De wijziging dient het functioneren van omliggende bestemmingen niet aan te tasten. In de afweging om conform artikel 3.6 het bestemmingsplan te wijzigen dient in ieder geval de woonsituatie, het straat- en bebouwingsbeeld, de (sociale) veiligheid, brandveiligheid/ externe veiligheid en rampenbestrijding, milieusituatie, archeologie en cultuurhistorie, ecologie, water, verkeer(sveiligheid), agrarische belangen, ruimtelijke en landschappelijke inpassing, de gebruiksmogelijkheden in andere bestemmingen in acht genomen. Indien de genoemde waarden en of belangen onevenredig worden geschaad kan de wijziging niet plaatsvinden.

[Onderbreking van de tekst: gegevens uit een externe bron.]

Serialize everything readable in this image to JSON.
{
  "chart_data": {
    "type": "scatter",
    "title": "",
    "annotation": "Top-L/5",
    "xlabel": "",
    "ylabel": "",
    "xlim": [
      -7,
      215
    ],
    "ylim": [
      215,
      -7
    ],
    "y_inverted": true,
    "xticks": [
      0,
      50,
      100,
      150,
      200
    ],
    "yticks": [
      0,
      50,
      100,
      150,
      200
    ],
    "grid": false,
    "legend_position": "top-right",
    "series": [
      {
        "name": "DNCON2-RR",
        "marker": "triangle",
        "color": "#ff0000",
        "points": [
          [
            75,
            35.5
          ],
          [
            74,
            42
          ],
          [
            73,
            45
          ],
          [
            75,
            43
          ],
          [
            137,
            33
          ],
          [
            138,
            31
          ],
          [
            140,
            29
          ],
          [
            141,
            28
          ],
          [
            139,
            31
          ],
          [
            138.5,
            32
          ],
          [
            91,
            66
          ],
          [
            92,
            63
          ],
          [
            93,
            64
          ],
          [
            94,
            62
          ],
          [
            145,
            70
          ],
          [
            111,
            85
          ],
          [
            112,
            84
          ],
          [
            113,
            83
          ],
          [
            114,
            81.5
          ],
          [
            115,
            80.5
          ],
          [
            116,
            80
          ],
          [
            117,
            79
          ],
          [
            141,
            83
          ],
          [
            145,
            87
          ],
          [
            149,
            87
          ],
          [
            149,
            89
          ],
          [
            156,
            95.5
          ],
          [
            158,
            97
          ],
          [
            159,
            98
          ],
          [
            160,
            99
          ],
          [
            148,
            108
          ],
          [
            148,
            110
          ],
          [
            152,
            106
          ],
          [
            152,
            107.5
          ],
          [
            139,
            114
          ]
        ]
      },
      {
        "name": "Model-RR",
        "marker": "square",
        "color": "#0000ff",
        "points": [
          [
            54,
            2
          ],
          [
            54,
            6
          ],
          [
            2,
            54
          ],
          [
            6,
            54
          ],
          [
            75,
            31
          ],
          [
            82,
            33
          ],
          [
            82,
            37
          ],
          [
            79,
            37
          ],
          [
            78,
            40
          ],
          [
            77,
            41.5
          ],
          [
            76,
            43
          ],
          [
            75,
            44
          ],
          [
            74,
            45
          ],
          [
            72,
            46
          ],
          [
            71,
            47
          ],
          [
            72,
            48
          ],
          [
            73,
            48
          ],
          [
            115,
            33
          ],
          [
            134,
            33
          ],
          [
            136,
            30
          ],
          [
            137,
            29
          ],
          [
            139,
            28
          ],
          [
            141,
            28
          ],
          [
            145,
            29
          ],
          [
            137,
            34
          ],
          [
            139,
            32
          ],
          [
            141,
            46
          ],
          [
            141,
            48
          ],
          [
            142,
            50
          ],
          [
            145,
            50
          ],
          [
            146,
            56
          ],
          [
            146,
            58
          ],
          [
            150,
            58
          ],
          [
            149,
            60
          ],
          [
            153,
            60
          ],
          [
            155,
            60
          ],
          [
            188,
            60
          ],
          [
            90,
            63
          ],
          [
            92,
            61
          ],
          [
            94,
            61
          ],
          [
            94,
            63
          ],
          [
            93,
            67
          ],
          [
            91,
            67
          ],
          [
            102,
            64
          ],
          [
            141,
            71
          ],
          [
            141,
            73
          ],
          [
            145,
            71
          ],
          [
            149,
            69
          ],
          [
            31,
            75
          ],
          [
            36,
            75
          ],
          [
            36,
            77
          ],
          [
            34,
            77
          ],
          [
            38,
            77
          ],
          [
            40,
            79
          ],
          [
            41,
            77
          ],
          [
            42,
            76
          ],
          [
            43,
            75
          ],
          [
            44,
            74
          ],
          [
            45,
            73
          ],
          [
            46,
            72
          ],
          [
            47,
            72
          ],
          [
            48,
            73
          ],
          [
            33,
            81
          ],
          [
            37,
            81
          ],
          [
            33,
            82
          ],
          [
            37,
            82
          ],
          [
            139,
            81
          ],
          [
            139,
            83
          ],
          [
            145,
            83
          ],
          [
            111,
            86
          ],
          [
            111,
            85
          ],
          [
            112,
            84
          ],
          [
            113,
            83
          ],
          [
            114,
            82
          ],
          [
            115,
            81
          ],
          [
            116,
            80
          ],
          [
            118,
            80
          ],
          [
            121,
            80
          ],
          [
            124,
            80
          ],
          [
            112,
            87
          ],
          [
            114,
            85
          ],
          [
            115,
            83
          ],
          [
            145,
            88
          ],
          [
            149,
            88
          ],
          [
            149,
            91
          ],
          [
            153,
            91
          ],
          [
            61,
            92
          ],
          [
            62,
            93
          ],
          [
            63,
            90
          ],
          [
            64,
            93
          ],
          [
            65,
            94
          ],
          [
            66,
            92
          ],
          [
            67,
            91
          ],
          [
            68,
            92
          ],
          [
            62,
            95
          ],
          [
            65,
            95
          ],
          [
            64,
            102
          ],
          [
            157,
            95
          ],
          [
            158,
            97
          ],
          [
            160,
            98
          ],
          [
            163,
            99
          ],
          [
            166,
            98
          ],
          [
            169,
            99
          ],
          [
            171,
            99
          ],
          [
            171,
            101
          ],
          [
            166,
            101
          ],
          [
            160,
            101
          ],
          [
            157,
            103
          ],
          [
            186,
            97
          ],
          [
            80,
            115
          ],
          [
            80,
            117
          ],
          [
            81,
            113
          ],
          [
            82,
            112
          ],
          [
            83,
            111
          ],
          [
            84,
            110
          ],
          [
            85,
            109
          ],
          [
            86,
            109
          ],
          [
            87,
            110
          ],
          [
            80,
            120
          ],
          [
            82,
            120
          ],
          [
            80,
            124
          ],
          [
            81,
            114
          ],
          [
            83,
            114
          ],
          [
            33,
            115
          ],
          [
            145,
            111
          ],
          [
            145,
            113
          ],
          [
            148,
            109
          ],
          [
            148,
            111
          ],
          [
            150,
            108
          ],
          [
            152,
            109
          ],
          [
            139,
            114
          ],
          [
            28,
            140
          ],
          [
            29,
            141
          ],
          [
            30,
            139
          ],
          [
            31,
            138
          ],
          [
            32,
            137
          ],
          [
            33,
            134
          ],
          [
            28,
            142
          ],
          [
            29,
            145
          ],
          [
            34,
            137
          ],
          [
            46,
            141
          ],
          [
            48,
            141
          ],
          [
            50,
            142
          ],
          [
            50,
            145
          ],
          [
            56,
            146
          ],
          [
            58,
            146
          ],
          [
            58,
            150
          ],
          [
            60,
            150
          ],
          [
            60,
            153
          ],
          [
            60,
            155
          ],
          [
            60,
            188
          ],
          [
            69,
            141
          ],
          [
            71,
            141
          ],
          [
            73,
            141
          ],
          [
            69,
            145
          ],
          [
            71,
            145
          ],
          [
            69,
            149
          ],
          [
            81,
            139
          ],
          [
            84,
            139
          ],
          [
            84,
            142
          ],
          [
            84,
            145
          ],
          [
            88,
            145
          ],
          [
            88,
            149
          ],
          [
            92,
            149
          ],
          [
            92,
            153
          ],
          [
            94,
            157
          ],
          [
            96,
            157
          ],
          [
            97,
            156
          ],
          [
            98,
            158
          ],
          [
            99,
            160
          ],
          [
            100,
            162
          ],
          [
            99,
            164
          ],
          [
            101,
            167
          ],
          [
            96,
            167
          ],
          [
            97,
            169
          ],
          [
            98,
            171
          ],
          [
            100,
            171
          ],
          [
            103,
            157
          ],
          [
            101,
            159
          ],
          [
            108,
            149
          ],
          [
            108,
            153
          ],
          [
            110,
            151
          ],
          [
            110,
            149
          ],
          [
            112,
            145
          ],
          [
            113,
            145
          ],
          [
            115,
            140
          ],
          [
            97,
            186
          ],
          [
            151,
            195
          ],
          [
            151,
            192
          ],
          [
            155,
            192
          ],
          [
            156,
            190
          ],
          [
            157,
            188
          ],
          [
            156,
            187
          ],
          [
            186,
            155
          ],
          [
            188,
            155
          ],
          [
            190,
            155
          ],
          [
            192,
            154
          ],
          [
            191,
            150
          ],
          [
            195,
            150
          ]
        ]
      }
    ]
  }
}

Hoofdstuk 4 Overgangs- en slotregels

Artikel 9 Overgangsrecht

9.1 Overgangsrecht bouwwerken
  • a. Een bouwwerk dat op het tijdstip van inwerkingtreding van het bestemmingsplan aanwezig of in uitvoering is, dan wel gebouwd kan worden krachtens een omgevingsvergunning voor het bouwen, en afwijkt van het plan, mag, mits deze afwijking naar aard en omvang niet wordt vergroot,
    • 1. gedeeltelijk worden vernieuwd of veranderd;
    • 2. na het teniet gaan ten gevolge van een calamiteit geheel worden vernieuwd of veranderd, mits de aanvraag van de omgevingsvergunning voor het bouwen wordt gedaan binnen twee jaar na de dag waarop het bouwwerk is teniet gegaan.
  • b. Burgemeester en wethouders kunnen eenmalig in afwijking van het eerste lid een omgevingsvergunning verlenen voor het vergroten van de inhoud van een bouwwerk als bedoeld in het eerste lid met maximaal 10%.
  • c. Het eerste lid is niet van toepassing op bouwwerken die weliswaar bestaan op het tijdstip van inwerkingtreding van het plan, maar zijn gebouwd zonder vergunning en in strijd met het daarvoor geldende plan, daaronder begrepen de overgangsbepaling van dat plan.
9.2 Overgangsrecht gebruik
  • a. Het gebruik van grond en bouwwerken dat bestond op het tijdstip van inwerkingtreding van het bestemmingsplan en hiermee in strijd is, mag worden voortgezet.
  • b. Het is verboden het met het bestemmingsplan strijdige gebruik, bedoeld in het eerste lid, te veranderen of te laten veranderen in een ander met dat plan strijdig gebruik, tenzij door deze verandering de afwijking naar aard en omvang wordt verkleind.
  • c. Indien het gebruik, bedoeld in het eerste lid, na het tijdstip van inwerkingtreding van het plan voor een periode langer dan een jaar wordt onderbroken, is het verboden dit gebruik daarna te hervatten of te laten hervatten.
  • d. Het eerste lid is niet van toepassing op het gebruik dat reeds in strijd was met het voorheen geldende bestemmingsplan, daaronder begrepen de overgangsbepalingen van dat plan.

Artikel 10 Slotregel

Deze regels worden aangehaald als:

Regels van het bestemmingsplan Erica, Tuindershof 20.